Missouri Prison Officials Transport Inmate for Abortion
BY Liz Townsend

Under court order, Missouri prison guards took a female inmate from a prison in Vandalia to a St. Louis abortion clinic October 20 where she aborted her 16- to 17-week-old unborn baby, the St. Louis Post-Dispatch reported.

The unidentified inmate returned to the prison later that same day. Although she paid for the abortion herself with money borrowed from friends and family, the state paid for fuel costs and for two guards to accompany her, the Associated Press reported.

Pro-lifers strongly protested the court orders that required the state to spend taxpayer dollars to abet an abortion. "Missourians have spoken loudly, that they do not want to have a hand in abortion in any way, shape or form," said Pam Manning, Missouri Right to Life director at large. "And they are being forced to have a hand in it."

The woman has been in the Missouri prison since August 22 for parole violations after she traveled to California despite the probation she received after a conviction for possession of methamphetamine, according to the Post-Dispatch. She discovered she was pregnant while in jail in California.

Missouri established new regulations July 19 that prohibit taxpayer money to be used to transport prisoners to get an abortion, according to the Washington Post. State legislators had criticized the Department of Corrections for taking inmates for abortions in several previous cases. The legislators cited a 1986 Missouri law establishing that no state money, public employees in the course of their employment, or public facilities are to be used for abortions except abortions performed to save a woman's life.

The lawsuit filed by the inmate after Missouri officials refused to transport her for the abortion did not claim that the abortion was necessary to save her life. According to the lawsuit, the Post-Dispatch reported, she needed the abortion because she has "serious medical needs" and that she "suffered anxiety and depression because of the prison's obstruction of her efforts to terminate her pregnancy.
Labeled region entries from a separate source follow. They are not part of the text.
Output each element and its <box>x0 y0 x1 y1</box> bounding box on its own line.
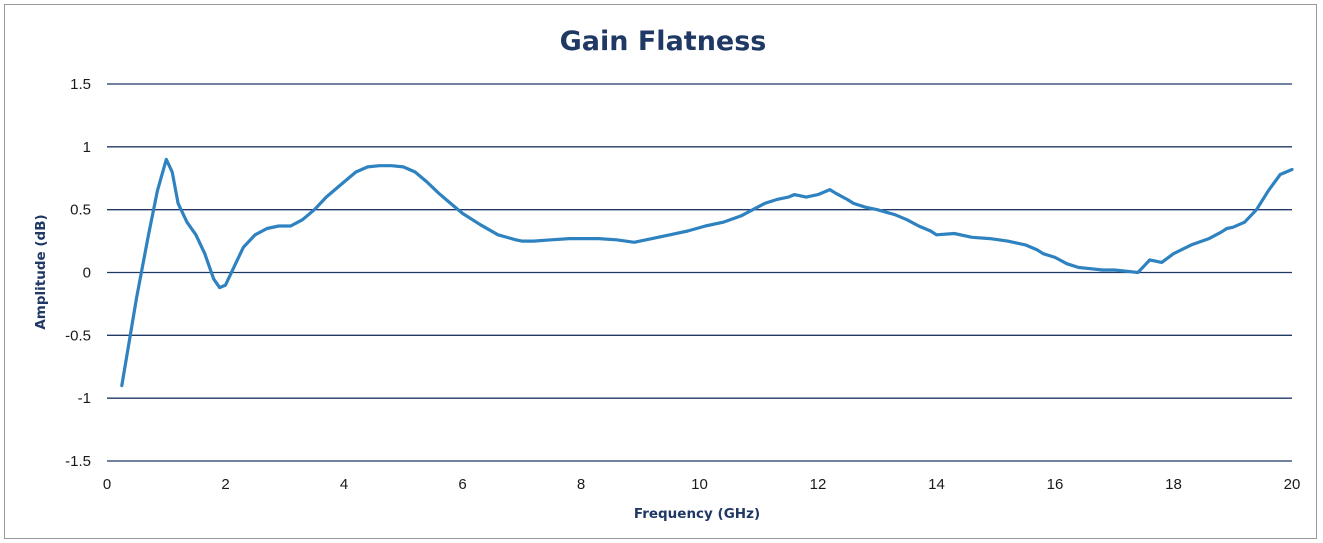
y-axis-label: Amplitude (dB) <box>33 214 49 329</box>
y-tick-label: -1 <box>78 390 91 407</box>
y-tick-label: 0.5 <box>70 202 91 219</box>
y-tick-label: -0.5 <box>65 327 91 344</box>
x-axis-label: Frequency (GHz) <box>634 506 760 522</box>
x-tick-label: 4 <box>340 476 348 493</box>
y-tick-label: 1 <box>83 139 91 156</box>
x-tick-label: 12 <box>810 476 827 493</box>
gridlines <box>107 83 1292 462</box>
y-tick-labels: 1.5 1 0.5 0 -0.5 -1 -1.5 <box>65 76 91 470</box>
x-tick-label: 2 <box>221 476 229 493</box>
x-tick-label: 18 <box>1165 476 1182 493</box>
x-tick-label: 20 <box>1284 476 1301 493</box>
chart-title: Gain Flatness <box>560 26 767 57</box>
chart-frame <box>4 4 1317 539</box>
y-tick-label: 1.5 <box>70 76 91 93</box>
x-tick-label: 14 <box>928 476 945 493</box>
series-line <box>120 157 1294 388</box>
x-tick-label: 16 <box>1047 476 1064 493</box>
x-tick-label: 10 <box>691 476 708 493</box>
x-tick-label: 8 <box>577 476 585 493</box>
x-tick-labels: 0 2 4 6 8 10 12 14 16 18 20 <box>103 476 1301 493</box>
x-tick-label: 0 <box>103 476 111 493</box>
y-tick-label: 0 <box>83 265 91 282</box>
x-tick-label: 6 <box>458 476 466 493</box>
y-tick-label: -1.5 <box>65 453 91 470</box>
She feels that continuation of the pregnancy would be unbearable."

U.S. District Judge Dean Whipple ruled in the inmate's favor October 13. "The law is now well established that federal courts have declared that a woman has a constitutional right to choose to terminate a pregnancy rather than carry the pregnancy to term," Whipple wrote, according to the Post-Dispatch. "It is also clearly established that these rights of the woman survive incarceration."

The state brought the case to the U.S. Supreme Court, and Justice Clarence Thomas issued a stay on Whipple's ruling October 14 so the entire court could consider the case. Missouri asked the justices to give "heavy consideration" to the state's policy of "discourag[ing] abortions and encourag[ing] childbirth," the Washington Post reported.

However, the full Court issued an unsigned, two-sentence order October 17 denying the temporary stay and allowing Whipple's original decision to stand. That night, Whipple ordered officials to take the inmate for an abortion before Friday, October 21, according to the Post-Dispatch.